Chantal asintió con la cabeza.
—Dejé mi empleo a finales de aquel año. Vagué por los cuatro costados de la Tierra, llorando a solas mi dolor, preguntándome a mí mismo cómo es posible que el ser humano sea capaz de tanta maldad. Perdí lo más importante que tenemos las personas: la fe en el prójimo. Reí y lloré por la ironía de Dios, al demostrarme, de una manera tan absurda, que yo era un instrumento del Bien y del Mal.
»Toda mi compasión fue desapareciendo, y hoy en día mi corazón está seco; tanto me da vivir o morir. Pero antes, en nombre de mi mujer y mis hijas, necesito comprender qué pasó durante ese cautiverio. Comprendo que se pueda matar por odio o por amor, pero, ¿sin ningún motivo, sólo por negocios?

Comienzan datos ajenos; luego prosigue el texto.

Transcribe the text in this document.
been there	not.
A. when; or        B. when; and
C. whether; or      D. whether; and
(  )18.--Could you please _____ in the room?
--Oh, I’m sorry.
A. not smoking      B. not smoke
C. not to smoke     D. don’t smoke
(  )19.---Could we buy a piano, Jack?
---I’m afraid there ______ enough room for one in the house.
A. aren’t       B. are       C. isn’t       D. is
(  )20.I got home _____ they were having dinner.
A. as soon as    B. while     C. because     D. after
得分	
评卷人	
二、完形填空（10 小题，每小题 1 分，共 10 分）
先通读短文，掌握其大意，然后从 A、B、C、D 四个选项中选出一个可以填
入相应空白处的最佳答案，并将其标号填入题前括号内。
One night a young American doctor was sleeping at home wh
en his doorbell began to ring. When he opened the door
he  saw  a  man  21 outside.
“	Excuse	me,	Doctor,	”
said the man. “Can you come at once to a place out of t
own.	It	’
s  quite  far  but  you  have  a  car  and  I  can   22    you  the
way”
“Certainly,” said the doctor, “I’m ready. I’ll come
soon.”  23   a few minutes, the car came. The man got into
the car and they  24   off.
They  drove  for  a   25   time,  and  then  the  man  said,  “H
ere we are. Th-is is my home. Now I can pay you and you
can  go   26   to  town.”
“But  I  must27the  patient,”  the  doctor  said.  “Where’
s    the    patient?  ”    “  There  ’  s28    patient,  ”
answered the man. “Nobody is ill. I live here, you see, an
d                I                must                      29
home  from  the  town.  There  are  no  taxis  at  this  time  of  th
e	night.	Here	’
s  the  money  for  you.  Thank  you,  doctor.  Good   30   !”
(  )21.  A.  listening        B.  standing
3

»Tal vez esto te parezca ingenuo, al fin y al cabo, la gente mata todos los días por dinero, pero eso no me interesa, yo sólo pienso en mi mujer y en mis hijas. Quiero saber lo que pasó por la cabeza de aquellos terroristas. Quiero saber si, en algún momento, podían haber sentido piedad y haberlas dejado marchar, ya que aquella guerra no era la de mi familia. Quiero saber si existe una fracción de segundo, cuando el Bien y el Mal se enfrentan, en que el Bien puede vencer.
—¿Por qué Viscos? ¿Por qué mi pueblo?
—¿Por qué las armas de mi fábrica, si hay tantas fábricas de armas en el mundo, algunas sin ningún tipo de control gubernamental? La respuesta es muy simple: por azar. Yo necesitaba una comunidad pequeña, donde todos se conocieran y se quisieran. En cuanto sepan lo de la recompensa, el Bien y el Mal se encontrarán de nuevo frente a frente, y lo que sucedió durante aquel cautiverio, sucederá en tu pueblo.
»Los terroristas ya estaban cercados, no tenían escapatoria; a pesar de ello, mataron para cumplir con un ritual inútil y vacío. Tu pueblo tendrá lo que a mí me fue negado: la posibilidad de elegir. Estarán cercados por el deseo del dinero, tal vez creerán que tienen la obligación de proteger y salvar al pueblo, pero, a pesar de ello, aún tendrán la capacidad de decidir si ejecutan o no ejecutan al rehén. Sólo eso: quiero averiguar si otras personas habrían tenido una reacción distinta a la que tuvieron aquellos pobres y sanguinarios jóvenes.
»Tal como te dije en nuestro primer encuentro, la historia de un hombre es la historia de toda la humanidad. Si existe compasión, entenderé que el destino, que fue cruel conmigo, pueda, a veces, ser dulce con los demás. Eso no cambiará en nada mis sentimientos, no me devolverá a mi familia, pero, por lo menos, alejaré el demonio que me acompaña y me roba la esperanza.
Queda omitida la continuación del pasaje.